Interview with Stavri Kalopsidiotou, International Law specialist, member of the Cyprus Problem Office of AKEL and of the Central Committee of AKEL
● Time is dangerously running out for the Cyprus problem
● The question as to what new development the participation of a European Council representative can bring has not been answered
● The President must take seriously into account the issue of energy and political equality
Saturday 15 April 2023, “Haravgi” newspaper
QUESTION: President Christodoulides says he is ready to formulate a positive agenda in relation to Turkey in order to unleash incentives that will bring Turkey to the negotiating table. Have you see any steps being taken in this direction?
SK: The objective behind the assumption of initiatives is the resumption of substantive negotiations that should put the Cyprus problem back on track for a solution on the agreed basis. Time is dangerously running out [for the solution of the Cyprus problem] and as the President of the Republic, Mr. Christodoulides must make the correct assessments as to which initiatives can provide real incentives for Turkey and the Turkish Cypriot community. For that reason, the positive agenda, which we have always backed, cannot be a one-sided one.
Euro-Turkish relations have been on a path of uncertainty for years, not because of the Cyprus problem. It is therefore incumbent on the President of the Republic to take seriously into account two other factors that can most directly provide incentives for the resumption of the negotiations. And these two factors are none other than energy and the absolute respect for the political equality of the Turkish Cypriots, as defined by the UN and agreed up to the end of the Crans Montana Conference.
AKEL’s proposal, which was unfortunately met with derision and was distorted by the former President N.Anastasiades, includes both, and finds resonance among the forces that want a solution to the Cyprus problem and is being viewed positively internationally.
The least that Mr. Christodoulides can do, therefore, is to study it and, measuring the prospects that it can create, to make use of it as a key component of the positive agenda that he proclaims he wants to promote.
QUESTION: How feasible is the involvement of the European Union in the procedure for the solution of the Cyprus problem? Isn’t there the danger of the procedure straying from the framework of the UN Security Council?
SK: It is obvious that the Republic of Cyprus needs all potential allies and the involvement of those who can contribute constructively to the effort for a solution of the Cyprus problem, including the European Union. But this is not a new element, nor do we have a short memory. The Geneva Conference was attended by Mr. Juncker. At Crans Montana, Mrs. Mogherini herself was present at the closing dinner in her capacity as High Representative for Foreign Policy and Vice-President of the European Commission. Mr.
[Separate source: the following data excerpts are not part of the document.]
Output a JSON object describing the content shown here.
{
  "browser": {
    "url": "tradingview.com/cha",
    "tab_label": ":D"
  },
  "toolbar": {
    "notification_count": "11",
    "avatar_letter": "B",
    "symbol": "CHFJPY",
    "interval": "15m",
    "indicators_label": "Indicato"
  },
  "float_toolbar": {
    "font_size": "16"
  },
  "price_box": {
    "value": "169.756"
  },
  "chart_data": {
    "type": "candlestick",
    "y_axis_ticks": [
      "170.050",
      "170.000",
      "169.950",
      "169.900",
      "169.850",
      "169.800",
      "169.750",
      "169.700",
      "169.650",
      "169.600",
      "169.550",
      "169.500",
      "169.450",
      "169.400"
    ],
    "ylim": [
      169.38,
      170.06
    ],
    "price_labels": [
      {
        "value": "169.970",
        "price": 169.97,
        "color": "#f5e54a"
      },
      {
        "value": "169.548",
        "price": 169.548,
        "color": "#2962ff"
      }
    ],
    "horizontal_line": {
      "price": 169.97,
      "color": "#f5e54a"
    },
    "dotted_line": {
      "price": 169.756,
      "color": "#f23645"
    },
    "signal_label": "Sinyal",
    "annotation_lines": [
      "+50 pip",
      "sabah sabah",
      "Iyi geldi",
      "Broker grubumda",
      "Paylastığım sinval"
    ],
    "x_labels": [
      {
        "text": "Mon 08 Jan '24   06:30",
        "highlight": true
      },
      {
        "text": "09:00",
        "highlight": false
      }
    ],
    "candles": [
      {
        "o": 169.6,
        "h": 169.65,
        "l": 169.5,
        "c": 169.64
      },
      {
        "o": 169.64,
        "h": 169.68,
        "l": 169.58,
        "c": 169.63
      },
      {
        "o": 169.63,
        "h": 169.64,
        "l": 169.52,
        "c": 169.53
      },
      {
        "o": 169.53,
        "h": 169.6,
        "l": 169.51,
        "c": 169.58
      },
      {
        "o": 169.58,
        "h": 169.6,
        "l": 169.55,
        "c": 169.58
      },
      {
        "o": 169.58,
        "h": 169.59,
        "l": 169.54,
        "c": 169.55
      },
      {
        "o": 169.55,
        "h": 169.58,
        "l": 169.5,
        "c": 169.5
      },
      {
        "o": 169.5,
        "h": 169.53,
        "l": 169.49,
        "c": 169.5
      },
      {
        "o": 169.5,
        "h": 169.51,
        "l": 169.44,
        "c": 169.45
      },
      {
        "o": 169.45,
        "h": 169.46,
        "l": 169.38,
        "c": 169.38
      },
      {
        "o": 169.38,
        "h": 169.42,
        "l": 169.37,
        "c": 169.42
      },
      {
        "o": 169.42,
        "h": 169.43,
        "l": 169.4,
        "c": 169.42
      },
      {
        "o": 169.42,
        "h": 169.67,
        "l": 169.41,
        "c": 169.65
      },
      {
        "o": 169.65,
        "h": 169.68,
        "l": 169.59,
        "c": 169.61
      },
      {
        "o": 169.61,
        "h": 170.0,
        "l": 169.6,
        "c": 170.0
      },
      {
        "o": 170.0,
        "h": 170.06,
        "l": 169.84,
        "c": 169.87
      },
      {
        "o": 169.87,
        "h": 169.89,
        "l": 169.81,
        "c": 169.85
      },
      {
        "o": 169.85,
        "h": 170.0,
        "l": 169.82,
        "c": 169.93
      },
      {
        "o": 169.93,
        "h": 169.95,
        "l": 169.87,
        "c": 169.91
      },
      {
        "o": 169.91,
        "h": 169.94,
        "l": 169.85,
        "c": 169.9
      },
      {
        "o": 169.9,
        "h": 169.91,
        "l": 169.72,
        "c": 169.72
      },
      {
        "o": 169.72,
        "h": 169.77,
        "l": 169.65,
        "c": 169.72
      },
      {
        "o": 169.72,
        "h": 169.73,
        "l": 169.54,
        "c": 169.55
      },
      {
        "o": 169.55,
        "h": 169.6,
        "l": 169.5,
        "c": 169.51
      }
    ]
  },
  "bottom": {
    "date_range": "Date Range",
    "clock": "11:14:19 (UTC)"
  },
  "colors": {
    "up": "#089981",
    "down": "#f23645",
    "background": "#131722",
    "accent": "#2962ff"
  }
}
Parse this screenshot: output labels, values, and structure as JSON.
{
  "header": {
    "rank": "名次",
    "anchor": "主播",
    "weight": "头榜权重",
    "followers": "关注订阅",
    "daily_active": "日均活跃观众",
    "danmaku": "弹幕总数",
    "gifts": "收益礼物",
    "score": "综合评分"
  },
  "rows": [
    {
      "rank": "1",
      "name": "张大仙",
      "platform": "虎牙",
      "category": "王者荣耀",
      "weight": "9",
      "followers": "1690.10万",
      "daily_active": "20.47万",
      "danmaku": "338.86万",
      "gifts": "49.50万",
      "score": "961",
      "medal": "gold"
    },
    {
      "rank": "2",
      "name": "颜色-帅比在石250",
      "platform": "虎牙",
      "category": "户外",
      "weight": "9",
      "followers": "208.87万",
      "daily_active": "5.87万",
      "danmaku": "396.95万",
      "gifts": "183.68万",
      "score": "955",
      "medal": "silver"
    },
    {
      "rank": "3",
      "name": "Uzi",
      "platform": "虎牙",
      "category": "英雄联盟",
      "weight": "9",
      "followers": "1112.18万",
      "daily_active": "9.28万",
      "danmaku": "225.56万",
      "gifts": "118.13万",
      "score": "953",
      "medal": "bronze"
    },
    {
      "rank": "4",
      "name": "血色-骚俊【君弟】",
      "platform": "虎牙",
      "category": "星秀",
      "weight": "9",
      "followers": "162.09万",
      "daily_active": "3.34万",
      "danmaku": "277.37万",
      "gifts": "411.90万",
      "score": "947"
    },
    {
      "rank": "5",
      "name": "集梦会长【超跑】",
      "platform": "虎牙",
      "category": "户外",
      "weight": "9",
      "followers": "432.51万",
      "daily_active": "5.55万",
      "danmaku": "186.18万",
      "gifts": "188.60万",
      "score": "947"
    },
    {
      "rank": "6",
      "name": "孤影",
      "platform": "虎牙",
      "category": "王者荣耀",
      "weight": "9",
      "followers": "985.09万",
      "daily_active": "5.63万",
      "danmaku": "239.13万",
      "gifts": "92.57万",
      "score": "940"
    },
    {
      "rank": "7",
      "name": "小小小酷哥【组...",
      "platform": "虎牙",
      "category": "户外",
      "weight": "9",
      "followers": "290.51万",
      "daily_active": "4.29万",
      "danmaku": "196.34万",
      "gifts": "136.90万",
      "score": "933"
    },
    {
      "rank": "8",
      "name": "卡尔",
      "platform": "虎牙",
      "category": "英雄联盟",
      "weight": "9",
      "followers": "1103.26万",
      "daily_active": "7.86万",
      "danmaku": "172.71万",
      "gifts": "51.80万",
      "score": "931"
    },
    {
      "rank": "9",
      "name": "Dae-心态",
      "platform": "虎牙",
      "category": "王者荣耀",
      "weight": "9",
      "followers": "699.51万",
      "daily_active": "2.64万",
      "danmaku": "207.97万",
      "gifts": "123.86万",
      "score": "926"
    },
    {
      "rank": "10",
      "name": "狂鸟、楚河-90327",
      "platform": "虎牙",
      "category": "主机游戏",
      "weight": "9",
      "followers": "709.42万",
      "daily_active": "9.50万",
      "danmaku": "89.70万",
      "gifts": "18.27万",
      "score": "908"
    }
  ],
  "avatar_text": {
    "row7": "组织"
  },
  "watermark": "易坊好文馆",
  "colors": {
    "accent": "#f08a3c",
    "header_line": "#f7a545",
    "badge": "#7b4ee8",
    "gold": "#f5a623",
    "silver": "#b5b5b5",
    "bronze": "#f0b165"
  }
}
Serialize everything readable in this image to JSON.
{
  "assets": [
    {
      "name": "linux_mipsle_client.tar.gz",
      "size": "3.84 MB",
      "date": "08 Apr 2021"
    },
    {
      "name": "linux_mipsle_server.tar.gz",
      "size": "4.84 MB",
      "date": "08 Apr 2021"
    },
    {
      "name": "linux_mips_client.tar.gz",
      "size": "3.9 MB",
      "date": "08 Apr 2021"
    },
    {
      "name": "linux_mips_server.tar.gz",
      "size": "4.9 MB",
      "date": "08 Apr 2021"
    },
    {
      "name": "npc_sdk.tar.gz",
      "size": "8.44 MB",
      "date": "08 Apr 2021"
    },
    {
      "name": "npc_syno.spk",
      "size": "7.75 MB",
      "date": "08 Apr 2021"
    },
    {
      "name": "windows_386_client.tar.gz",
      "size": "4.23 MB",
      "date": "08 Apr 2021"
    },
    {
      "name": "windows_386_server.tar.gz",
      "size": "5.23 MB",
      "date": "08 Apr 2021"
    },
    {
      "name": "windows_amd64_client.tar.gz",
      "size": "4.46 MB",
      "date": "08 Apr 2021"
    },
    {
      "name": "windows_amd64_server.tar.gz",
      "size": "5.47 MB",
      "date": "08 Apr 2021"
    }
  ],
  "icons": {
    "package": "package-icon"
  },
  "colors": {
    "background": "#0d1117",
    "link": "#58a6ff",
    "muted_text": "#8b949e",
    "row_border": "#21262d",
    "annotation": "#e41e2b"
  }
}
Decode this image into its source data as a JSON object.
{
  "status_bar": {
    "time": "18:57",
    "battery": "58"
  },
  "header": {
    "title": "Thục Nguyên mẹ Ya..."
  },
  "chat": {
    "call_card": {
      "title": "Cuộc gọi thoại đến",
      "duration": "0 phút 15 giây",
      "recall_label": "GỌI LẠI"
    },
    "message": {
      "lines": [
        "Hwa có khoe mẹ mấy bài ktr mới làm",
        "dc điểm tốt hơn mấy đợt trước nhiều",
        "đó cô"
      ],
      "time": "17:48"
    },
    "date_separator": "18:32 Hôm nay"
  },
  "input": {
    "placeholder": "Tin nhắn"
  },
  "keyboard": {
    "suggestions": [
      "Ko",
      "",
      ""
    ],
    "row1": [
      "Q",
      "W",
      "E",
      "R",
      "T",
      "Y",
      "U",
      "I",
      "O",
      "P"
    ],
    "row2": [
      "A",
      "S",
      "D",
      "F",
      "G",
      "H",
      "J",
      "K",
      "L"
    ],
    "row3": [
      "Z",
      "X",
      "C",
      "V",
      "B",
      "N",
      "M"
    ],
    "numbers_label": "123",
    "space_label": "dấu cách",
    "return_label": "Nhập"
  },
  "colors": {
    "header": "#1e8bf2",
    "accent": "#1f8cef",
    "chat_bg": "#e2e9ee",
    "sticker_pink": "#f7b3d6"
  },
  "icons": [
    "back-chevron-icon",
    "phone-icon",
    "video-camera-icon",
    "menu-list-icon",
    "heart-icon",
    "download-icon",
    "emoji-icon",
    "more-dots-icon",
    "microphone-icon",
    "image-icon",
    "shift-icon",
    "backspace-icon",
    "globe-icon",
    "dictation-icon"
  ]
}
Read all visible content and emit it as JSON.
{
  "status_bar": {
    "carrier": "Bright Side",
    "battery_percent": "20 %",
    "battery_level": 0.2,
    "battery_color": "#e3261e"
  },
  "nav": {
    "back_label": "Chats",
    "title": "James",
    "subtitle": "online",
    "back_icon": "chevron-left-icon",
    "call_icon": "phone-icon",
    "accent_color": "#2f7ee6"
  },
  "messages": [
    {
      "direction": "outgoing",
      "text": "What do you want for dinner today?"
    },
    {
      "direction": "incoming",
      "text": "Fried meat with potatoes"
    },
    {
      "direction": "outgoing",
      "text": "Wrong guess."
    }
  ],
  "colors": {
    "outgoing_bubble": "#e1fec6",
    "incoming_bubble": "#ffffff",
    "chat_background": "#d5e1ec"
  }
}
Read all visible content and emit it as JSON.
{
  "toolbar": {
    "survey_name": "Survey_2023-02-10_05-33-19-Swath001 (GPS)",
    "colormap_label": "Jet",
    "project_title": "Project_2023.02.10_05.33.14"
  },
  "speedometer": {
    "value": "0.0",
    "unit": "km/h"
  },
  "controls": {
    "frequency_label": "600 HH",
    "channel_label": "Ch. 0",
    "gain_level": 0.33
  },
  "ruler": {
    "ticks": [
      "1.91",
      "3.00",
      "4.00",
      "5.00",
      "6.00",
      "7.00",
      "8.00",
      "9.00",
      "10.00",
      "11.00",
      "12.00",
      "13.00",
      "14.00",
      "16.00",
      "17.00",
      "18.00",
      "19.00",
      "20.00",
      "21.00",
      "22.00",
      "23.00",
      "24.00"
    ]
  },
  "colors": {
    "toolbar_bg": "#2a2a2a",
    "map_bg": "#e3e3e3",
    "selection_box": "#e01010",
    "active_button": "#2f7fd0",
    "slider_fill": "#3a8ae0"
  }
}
Van Nuffel was also present at the talks for the purposes of harmonizing {the solution] with the acquis.
The question as to what new development the participation of a European Council representative can bring has not been answered. Just as we have not been briefed in detail about the whole of the President’s proposal, even after the National Council has been convened.
However, what we can say with certainty is that a solution to the Cyprus problem is impossible outside the framework of the United Nations. Not only because the parameters of the UN ensure that the solution will be based on international law, the existing agreements and the negotiating acquis [the body of work agreed so far], or because Turkey is suspicious of an organisation of which the Republic of Cyprus is a member state, but also because the EU itself does not want and cannot, by its very nature, assume such a role.
Experimentations and fruitless wanderings [in policy] have no place in the initiatives we are called upon to take.
QUESTION: 3. Are you concerned about a possible change of policy on the Cyprus problem as a result of the outcome of the upcoming elections in Turkey?
SK: No one can predict with certainty what the stand of Turkey and the Turkish Cypriot leadership will be after the upcoming elections. But this in no way detracts from the Greek Cypriot side’s obligation to exhaust, as I have already described, all efforts to create objective preconditions to abandon the rhetoric for a two state solution and the demand for “sovereign equality” and to make the resumption of talks possible. Not only can we do this, but we must do it in a convincing and persistent manner, before the imposition of new fait accompli make the partition of our homeland permanent.